The 19-year-old was found strangled in her Boston apartment in January 1964. She was the last of about a dozen women whose deaths were attributed to the Boston Strangler.

Albert DeSalvo confessed to the killings but was never convicted. He was sentenced to life in prison on other charges and was stabbed to death there in 1973.

City police say in a statement to CBS News that "the miracle of science and DNA evidence" point to a suspect.

Sullivan is the only victim for which DNA evidence is available.

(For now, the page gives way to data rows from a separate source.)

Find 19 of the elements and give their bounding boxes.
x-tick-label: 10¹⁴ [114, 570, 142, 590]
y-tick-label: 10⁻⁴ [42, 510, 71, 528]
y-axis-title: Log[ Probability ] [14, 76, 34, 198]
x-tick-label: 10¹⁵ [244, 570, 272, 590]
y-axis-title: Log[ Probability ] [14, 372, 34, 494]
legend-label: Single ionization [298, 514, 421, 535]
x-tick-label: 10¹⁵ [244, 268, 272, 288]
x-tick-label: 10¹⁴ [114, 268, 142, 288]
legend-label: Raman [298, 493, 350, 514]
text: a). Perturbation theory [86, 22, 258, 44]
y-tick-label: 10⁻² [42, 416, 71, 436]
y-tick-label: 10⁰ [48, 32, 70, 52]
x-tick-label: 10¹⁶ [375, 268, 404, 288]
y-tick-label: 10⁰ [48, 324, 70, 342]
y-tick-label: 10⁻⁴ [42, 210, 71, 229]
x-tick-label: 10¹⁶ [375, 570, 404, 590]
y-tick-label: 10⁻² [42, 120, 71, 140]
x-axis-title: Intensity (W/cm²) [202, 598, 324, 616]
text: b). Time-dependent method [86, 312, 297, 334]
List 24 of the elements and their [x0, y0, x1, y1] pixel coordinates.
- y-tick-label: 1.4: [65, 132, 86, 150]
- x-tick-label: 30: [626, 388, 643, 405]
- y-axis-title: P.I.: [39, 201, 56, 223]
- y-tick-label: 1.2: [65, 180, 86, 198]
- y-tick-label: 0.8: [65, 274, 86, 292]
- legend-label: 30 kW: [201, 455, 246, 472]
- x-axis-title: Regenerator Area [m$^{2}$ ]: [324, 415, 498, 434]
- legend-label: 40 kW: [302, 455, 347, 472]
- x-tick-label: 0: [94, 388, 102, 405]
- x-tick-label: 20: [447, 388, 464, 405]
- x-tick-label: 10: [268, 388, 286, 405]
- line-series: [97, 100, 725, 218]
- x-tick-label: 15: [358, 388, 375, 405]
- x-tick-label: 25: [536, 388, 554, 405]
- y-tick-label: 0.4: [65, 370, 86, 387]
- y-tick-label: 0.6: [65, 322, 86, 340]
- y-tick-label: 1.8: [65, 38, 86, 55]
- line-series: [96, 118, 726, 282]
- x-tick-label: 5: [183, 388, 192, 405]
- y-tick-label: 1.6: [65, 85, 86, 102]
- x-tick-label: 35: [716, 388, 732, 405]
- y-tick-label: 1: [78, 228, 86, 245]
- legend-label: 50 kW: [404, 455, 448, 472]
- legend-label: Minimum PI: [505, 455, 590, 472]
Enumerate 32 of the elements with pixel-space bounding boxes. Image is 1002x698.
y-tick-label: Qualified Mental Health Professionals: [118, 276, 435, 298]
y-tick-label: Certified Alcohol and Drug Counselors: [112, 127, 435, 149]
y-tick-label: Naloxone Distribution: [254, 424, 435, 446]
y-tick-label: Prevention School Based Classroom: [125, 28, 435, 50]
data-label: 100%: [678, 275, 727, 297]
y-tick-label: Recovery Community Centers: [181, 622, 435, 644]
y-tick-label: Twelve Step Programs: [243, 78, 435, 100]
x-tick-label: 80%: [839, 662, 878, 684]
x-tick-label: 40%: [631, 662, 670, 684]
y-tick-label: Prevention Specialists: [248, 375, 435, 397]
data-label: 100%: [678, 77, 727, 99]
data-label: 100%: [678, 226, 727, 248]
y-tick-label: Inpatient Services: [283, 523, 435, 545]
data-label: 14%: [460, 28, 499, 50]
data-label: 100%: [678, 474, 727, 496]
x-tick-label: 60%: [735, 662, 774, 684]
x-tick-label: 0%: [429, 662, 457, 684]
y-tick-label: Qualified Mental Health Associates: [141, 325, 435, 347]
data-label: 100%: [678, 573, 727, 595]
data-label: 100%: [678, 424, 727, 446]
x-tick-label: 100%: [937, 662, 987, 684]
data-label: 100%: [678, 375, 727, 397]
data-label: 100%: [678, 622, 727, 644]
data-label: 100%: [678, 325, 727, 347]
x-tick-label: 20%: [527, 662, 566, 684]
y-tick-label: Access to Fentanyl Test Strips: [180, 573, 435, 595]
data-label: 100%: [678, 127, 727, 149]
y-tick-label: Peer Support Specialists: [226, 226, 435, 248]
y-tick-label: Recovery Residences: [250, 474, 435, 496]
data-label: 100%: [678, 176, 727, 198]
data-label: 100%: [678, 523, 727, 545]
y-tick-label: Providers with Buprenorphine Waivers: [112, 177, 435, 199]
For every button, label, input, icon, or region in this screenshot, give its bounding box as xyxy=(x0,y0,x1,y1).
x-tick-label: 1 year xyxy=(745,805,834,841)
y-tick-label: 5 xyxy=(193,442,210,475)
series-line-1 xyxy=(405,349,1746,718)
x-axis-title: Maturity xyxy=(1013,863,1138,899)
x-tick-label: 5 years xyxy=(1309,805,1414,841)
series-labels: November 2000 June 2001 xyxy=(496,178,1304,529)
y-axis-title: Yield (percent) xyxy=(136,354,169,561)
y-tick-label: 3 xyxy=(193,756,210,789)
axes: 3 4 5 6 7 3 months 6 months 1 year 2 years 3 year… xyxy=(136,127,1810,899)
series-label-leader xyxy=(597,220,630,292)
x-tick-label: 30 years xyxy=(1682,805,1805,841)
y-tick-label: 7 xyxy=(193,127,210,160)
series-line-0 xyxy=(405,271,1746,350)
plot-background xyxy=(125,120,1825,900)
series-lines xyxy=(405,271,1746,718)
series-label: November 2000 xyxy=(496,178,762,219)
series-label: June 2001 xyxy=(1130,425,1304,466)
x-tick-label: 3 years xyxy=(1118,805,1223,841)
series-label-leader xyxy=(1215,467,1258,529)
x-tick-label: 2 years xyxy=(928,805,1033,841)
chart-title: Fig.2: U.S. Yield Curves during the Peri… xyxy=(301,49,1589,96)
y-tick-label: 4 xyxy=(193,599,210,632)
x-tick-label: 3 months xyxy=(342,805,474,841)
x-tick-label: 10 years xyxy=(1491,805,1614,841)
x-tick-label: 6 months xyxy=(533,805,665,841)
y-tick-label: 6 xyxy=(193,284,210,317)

© 2013 CBS Interactive Inc. All Rights Reserved. This material may not be published, broadcast, rewritten, or redistributed. The Associated Press contributed to this report.

http://www.cbsnews.com/8301-201_162-575 ... s-slaying/

MinM » Wed Feb 08, 2012 5:05 pm wrote:
FourthBase wrote:Just reading up on it a little, and good christ it's twice as blatant a conspiracy as JFK's murder was. Why the hell haven't people been focusing on that, more of the perps are alive (including the patsy), the cover-up was shoddier, the contradicting evidence is abundant.

I am looking for more information on Khaiber Khan.
A couple sites said he was a major spook, was involved with the overthrow in Iran in the 50's, was Sirhan's handler, and even that perhaps the polka dot girl was his daughter. I'd love to find more evidence of all that.

Also interested in researching these people more:

Michael Wayne (Cesar's accomplice?)
Bill Bryan (hypnotist for Boston Strangler and Sirhan?)
Jimmy Owen (ranch cult leader, mind controller?)
Thane Cesar (right wing Cuban working at Lockheed Martin!)

And of course, all the LAPD involved. It sucks how Ruppert ditched town...but his info re: the LAPD and RFK was fascinating.

And it should be noted that Bugliosi was pure status quo re: the Manson family, but quite the radical regarding RFK's murder, no? Interesting role, anyway.